Changes in brain activity in two-way traffic
Dutch researchers said on Tuesday that inhaling diesel exhaust caused a stress response in the brain that could cause long-term damage to brain function.
Previous research has found that very small particles of soot, or nanoparticles, can pass from the nose and stay in the brain.
However, this is the first time researchers have shown that this can alter brain activity.
”We can only speculate that these effects could mean long-term exposure to polluted air when entering the city, with high concentrations of particulates in the air.
“Professor Paul said.
”It is conceivable that the effects of long-term exposure to nanoparticles in traffic may interfere with normal brain function and information processing.
“Paul and his research team placed 10 volunteers in an diesel-filled room for an hour and observed their EEG and EEG.

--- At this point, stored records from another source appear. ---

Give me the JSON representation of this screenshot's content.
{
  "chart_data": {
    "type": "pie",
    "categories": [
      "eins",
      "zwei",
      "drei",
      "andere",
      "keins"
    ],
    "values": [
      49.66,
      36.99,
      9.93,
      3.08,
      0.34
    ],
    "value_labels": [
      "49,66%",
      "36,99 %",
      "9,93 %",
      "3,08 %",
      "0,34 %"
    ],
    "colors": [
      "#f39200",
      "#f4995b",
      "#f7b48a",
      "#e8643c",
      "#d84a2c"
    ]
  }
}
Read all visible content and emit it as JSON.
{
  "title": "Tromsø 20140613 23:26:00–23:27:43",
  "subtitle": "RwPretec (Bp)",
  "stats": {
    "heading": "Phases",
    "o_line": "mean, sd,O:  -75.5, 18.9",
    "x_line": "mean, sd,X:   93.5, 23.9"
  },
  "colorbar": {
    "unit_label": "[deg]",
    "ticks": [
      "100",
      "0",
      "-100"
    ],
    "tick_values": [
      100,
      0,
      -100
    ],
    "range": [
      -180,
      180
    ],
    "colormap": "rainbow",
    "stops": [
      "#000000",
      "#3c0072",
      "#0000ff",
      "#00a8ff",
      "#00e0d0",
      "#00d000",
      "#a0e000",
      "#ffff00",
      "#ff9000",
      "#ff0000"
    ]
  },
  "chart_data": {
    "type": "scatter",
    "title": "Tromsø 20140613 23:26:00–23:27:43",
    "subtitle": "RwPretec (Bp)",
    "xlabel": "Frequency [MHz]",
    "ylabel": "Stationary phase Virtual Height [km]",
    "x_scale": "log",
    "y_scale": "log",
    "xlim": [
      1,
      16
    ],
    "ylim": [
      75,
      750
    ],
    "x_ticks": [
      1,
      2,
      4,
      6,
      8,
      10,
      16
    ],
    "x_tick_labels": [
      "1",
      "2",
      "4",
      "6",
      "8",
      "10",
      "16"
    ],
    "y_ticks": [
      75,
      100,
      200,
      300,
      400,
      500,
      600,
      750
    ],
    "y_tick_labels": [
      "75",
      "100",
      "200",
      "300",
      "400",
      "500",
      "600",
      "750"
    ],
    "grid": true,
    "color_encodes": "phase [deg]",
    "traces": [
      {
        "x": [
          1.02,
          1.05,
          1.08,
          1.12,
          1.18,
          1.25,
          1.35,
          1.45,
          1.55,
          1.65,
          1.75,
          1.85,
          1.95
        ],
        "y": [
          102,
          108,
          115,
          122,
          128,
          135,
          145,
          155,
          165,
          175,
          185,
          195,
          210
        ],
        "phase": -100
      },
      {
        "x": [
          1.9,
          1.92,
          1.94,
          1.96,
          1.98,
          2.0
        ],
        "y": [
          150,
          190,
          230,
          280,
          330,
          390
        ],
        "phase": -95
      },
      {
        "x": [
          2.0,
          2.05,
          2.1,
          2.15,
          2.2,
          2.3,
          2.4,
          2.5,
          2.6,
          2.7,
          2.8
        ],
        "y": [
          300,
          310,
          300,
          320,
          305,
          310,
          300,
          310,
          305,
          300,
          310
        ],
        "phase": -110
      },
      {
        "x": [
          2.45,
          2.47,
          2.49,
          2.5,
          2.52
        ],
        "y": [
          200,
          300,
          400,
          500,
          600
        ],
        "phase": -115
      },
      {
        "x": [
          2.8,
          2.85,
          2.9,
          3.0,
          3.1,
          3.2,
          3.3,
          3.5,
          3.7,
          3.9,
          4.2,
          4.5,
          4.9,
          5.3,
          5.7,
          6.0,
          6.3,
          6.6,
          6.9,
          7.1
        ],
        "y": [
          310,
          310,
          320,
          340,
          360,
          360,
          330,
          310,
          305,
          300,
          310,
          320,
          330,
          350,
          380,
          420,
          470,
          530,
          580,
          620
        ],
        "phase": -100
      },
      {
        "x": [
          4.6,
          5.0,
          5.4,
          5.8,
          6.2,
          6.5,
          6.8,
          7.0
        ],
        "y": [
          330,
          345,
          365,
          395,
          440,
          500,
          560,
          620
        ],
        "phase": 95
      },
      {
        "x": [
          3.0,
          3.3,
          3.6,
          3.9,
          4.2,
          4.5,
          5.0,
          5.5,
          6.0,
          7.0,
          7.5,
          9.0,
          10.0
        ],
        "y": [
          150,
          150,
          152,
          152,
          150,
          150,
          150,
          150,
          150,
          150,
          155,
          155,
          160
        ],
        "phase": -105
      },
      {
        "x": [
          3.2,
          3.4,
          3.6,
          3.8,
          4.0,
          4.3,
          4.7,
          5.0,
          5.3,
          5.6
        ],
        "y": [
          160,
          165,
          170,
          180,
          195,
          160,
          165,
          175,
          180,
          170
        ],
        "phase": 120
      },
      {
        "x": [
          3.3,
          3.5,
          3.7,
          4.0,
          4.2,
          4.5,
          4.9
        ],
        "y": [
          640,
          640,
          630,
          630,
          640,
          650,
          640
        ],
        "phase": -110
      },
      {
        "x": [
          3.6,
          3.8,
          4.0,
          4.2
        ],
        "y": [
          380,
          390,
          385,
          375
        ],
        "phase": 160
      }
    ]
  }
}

Diesel exhaust levels are similar to burning roads and garages.
After about 30 minutes, the brain wave pattern showed a stress response, illustrating changes in the processing of information in the cerebral cortex.
Further research is needed to assess the clinical effects of reducing this stress response and whether it affects verbal and non-verbal comprehension or memory in the long run.
However, the results do not seem to show yet another disadvantage of nanoparticles in vehicle exhaust, which is associated with an increased incidence of respiratory and cardiovascular diseases.